Machine Learning (ML) models predict the world around them which is constantly changing. The unique and complex nature of model behavior and model lifecycle present challenges after the models are deployed.

Cloudera AI provides you the capability to monitor the performance of the model on two levels: technical performance (latency, throughput, and so on similar to an Application Performance Management), and mathematical performance (is the model predicting correctly, is the model biased, and so on).

There are two types of metrics that are collected from the models:
  • Time series metrics: Metrics measured in-line with model prediction. It can be useful to track the changes in these values over time. It is the finest granular data for the most recent measurement. To improve performance, older data is aggregated to reduce data records and storage.
  • Post-prediction metrics: Metrics that are calculated after prediction time, based on ground truth and/or batches (aggregates) of time series metrics. To collect metrics from the models, the Python SDK has been extended to include the following functions that you can use to store different types of metrics:
To collect metrics from the models, the Python SDK has been extended to include the following functions that you can use to store different types of metrics:
  • track_metrics: Tracks the metrics generated by experiments and models.

  • read_metrics: Reads the metrics already tracked for a deployed model, within a given window of time.

  • track_delayed_metrics: Tracks metrics that correspond to individual predictions, but are not known at the time the prediction is made. The most common instances are ground truth and metrics derived from ground truth such as error metrics.

  • track_aggregate_metrics: Registers metrics that are not associated with any particular prediction. This function can be used to track metrics accumulated and/or calculated over a longer period of time.

The following two use-cases show how you can use these functions:
  • Tracking accuracy of a model over time
  • Tracking drift

Usecase 1: Tracking accuracy of a model over time

Consider the case of a large telco. When a customer service representative takes a call from a customer, a web application presents an estimate of the risk that the customer will churn.
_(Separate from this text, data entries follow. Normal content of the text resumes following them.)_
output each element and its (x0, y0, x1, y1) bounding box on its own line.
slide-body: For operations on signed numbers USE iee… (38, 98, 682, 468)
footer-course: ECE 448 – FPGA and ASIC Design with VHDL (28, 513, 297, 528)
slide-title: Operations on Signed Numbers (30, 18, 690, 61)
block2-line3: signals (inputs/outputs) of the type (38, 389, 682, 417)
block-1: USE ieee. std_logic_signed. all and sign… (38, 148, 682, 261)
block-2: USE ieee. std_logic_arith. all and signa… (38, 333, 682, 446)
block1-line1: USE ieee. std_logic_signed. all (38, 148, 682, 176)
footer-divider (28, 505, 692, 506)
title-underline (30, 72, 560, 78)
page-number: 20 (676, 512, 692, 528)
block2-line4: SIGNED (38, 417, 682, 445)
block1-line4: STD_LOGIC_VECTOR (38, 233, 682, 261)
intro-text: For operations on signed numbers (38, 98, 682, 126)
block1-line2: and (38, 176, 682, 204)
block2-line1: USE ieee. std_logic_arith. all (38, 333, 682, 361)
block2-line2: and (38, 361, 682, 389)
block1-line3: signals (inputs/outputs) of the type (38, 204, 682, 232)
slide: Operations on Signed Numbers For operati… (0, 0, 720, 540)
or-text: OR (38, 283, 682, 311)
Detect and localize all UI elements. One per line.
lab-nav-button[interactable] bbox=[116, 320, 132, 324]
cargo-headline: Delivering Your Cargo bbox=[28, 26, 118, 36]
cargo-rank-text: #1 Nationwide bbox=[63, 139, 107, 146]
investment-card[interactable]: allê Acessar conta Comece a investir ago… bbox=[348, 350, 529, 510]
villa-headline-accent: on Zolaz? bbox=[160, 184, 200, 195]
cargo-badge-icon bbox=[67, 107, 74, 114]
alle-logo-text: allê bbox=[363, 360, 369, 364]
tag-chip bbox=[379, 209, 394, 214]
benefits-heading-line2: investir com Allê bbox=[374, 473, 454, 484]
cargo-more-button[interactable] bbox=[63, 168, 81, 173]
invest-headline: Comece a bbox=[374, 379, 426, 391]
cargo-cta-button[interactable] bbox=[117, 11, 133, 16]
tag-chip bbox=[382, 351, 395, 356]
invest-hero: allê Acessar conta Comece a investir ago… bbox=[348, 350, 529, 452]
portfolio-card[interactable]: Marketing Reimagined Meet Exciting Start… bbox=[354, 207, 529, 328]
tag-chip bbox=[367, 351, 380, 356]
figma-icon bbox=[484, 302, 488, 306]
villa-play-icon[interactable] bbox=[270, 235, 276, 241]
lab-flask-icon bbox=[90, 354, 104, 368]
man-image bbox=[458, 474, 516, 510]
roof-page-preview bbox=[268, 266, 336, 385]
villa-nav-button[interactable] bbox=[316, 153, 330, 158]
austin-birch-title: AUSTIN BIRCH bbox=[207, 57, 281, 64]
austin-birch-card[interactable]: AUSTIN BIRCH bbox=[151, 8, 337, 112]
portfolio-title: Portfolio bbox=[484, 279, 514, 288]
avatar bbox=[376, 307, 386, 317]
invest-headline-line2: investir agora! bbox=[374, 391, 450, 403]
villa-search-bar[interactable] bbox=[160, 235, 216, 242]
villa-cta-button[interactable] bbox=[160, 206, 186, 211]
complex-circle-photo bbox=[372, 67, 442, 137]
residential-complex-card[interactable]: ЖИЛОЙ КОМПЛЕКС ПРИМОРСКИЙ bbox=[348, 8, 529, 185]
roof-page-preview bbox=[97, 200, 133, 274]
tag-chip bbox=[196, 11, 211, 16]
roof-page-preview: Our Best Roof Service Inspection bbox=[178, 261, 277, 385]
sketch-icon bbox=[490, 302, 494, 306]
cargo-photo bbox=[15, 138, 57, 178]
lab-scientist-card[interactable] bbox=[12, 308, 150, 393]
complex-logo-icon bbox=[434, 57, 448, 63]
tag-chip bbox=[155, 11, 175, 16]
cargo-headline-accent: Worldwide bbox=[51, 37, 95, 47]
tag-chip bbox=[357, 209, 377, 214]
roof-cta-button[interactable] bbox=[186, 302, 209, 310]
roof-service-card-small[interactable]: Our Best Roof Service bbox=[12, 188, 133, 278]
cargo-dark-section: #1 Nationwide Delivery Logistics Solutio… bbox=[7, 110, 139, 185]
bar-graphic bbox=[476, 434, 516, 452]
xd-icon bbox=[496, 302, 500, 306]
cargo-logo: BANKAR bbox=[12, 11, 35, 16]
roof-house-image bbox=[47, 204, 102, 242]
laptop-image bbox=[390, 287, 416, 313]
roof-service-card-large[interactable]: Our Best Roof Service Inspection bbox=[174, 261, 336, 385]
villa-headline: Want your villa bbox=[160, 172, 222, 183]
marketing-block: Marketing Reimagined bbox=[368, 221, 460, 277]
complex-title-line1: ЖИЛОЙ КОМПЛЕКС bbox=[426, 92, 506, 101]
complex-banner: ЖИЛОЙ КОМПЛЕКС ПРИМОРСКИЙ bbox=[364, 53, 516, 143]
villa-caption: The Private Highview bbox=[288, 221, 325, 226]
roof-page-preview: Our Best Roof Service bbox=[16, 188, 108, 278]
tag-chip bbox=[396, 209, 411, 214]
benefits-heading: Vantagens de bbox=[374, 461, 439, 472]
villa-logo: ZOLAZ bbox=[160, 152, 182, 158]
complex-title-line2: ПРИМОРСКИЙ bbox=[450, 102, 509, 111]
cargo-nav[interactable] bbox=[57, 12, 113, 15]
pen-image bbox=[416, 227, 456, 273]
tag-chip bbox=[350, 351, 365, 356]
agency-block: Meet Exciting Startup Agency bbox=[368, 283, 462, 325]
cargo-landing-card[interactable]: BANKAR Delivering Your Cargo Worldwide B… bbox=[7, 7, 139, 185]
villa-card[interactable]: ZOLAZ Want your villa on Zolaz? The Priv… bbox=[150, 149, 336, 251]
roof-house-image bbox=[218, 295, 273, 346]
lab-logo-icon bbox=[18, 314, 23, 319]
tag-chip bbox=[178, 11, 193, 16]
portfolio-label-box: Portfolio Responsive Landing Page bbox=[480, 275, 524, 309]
The service representative takes this risk into account when evaluating whether to offer promotions.

The web application obtains the risk of churn by calling into a model hosted on Cloudera AI. For each prediction thus obtained, the web application records the UUID into a datastore alongside the customer ID. The prediction itself is tracked in Cloudera AI using the track_metrics function.

At some point in the future, some customers do in fact churn. When a customer churns, they or another customer service representative close their account in a web application. That web application records the churn event, which is ground truth for this example, in a datastore.

An ML engineer who works at the telco wants to continuously evaluate the suitability of the risk model. To do this, they create a recurring Cloudera AI job. At each run, the job uses the read_metrics function to read all the predictions that were tracked in the last interval. It also reads in recent churn events from the ground truth datastore. It joins the churn events to the predictions and customer ID’s using the recorded UUID’s, and computes an Receiver operating characteristic (ROC) metric for the risk model. The ROC is tracked in the metrics store using the track_aggregate_metrics function.

Use-case 2: Tracking drift

Instead of or in addition to computing ROC, the ML engineer may need to track various types of drift. Drift metrics are especially useful in cases where ground truth is unavailable or is difficult to obtain.

The definition of drift is broad and somewhat nebulous and practical approaches to handling it are evolving, but drift is always about changing distributions. The distribution of the input data seen by the model may change over time and deviate from the distribution in the training dataset, and/or the distribution of the output variable may change, and/or the relationship between input and output may change.

All drift metrics are computed by aggregating batches of predictions in some way. As in the use case above, batches of predictions can be read into recurring jobs using the read_metrics function, and the drift metrics computed by the job can be tracked using the track_aggregate_metrics function.